An important enabler of the technology is the rotating control device (RCD), which is installed above the rig’s BOP stack to contain and divert annulus fluids at surface, a critically important and demanding task in MPD operations. Several RCD models are available, each touting different pressure ratings to accommodate a wide range of wells with varying pressure profiles. Compatible with various drilling techniques, including MPD, the RCD diverts well effluent through a dedicated choke manifold. The process ensures that HSE issues are avoided during the drilling operation.

The MPD operations in 2015 and 2016 were conducted in four zones in the Utica, with 22 of the jobs in eastern Ohio’s Noble and Monroe counties. Additionally, two wells were drilled in the deeper area of the Utica: one in southwestern Pennsylvania, the other in northwestern West Virginia.

The overall drilling strategy for all the wells was to mitigate potential problems related to kicks and losses by keeping the equivalent circulating density steady—above the estimated pore pressure and below the estimated fracture pressure—during dynamic and static conditions. Operators also wanted the ability to detect early kicks and losses; this was achieved by measuring return volumetric rates and adjusting bottomhole conditions instantly using the MPD choke to limit influx volumes when natural high-pressure fractures were crossed.

Lower mud densities

The flexibility of the MPD control system enabled operators to safely lower drilling fluid density with oilbased or synthetic oil-based drilling fluids to effectively lower overbalance levels; doing so optimized ROP and prevented formation damage caused by fluid invasion. Appropriate levels of surface backpressure were applied to minimize BHP fluctuations during pump-on/off conditions when making connections to lower the risk of hole stability issues.

MPD section intervals ranged from 2,286 m to 4,877 m (7,500 ft to 16,000 ft), with most drilled in hole sizes from 8 ½ in. to 8 ¾ in., usually with rotary steerable system bottomhole assemblies. Mud densities as determined by formation pressure and geological uncertainty ranged from 11.2 parts per gallon (ppg) to 16.3 ppg, with most in the 12 ppg to 13 ppg range. In the Pennsylvania section, which was drilled from 3,276 m to 5,588 m (10,749 ft to 18,333 ft), a total of about 2,312 m (7,584 ft), the operator switched to water-based mud due to severe losses encountered while crossing a naturally fractured interval.

Conclusions from the field

Overall, Utica operators have significant improvements in drilling efficiencies and operational savings when using MPD, enabling them to reach target depths and overcome hazards related to geological and pressure uncertainties in the play. The ability to continually monitor potential kick and loss events while optimizing drilling performance has resulted in continued adoption of MPD throughout the play.

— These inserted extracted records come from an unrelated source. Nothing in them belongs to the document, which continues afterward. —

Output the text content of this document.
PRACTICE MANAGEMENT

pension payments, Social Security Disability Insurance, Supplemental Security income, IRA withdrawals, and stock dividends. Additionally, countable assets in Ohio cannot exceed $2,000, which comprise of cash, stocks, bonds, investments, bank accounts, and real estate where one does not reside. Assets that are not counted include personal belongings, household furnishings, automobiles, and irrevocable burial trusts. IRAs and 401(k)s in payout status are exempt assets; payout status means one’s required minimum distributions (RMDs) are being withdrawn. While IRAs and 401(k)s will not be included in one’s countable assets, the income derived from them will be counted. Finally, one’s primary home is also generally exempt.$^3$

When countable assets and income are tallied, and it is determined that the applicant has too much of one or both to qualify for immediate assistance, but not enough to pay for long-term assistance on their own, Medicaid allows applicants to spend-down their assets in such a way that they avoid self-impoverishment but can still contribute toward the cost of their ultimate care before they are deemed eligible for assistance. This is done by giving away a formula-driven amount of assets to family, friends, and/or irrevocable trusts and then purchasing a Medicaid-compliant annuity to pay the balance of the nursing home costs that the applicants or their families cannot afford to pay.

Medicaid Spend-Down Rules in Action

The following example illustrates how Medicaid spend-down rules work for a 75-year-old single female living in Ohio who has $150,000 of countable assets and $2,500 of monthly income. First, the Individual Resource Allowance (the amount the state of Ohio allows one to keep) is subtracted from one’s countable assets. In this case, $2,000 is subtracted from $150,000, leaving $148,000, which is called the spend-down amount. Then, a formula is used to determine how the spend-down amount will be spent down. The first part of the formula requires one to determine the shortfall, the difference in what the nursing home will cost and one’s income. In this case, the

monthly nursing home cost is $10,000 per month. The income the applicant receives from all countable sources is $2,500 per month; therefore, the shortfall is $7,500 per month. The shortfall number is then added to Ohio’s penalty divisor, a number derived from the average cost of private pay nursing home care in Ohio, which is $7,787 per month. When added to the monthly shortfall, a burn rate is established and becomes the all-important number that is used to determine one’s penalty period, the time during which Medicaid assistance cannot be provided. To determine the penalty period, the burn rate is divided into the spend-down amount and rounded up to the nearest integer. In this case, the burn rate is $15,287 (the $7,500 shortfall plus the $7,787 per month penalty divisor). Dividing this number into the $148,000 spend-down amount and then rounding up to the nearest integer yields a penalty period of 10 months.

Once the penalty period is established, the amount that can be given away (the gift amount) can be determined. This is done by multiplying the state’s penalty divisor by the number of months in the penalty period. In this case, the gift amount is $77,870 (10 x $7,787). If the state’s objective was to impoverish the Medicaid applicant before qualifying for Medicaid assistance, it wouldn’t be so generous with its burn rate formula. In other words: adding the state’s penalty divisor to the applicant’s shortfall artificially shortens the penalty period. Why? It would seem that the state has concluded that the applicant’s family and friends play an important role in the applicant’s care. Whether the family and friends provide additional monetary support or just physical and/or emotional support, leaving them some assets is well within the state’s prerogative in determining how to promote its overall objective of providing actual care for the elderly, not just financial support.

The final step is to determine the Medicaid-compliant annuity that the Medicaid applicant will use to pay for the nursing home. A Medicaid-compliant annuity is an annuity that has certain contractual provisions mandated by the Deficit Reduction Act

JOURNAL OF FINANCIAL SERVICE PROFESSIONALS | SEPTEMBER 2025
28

ROP for the 24 wells ranged from 12.2 m/hr to 61 m/hr (40 ft/hr to 200 ft/hr), with interval durations averaging five to 10 days. The longer drilling campaigns were the result of issues such as stuck pipe, downhole tool failures and pipe twist-offs.

Out of the 24 MPD wells drilled to date in the Utica, only 0.1% of NPT was related to MPD; most of the NPT was incurred replacing RCD bearing assemblies that failed because of top drive vibration and improper BOProtary table alignment. The use of lighter mud densities, resulting in lower overbalance levels, led to improved ROP without incurring any well control events or significant mud losses.

Additional deployments of the automated MPD system are being planned in the Utica for 2017. The system also is being implemented in two other U.S. shale plays.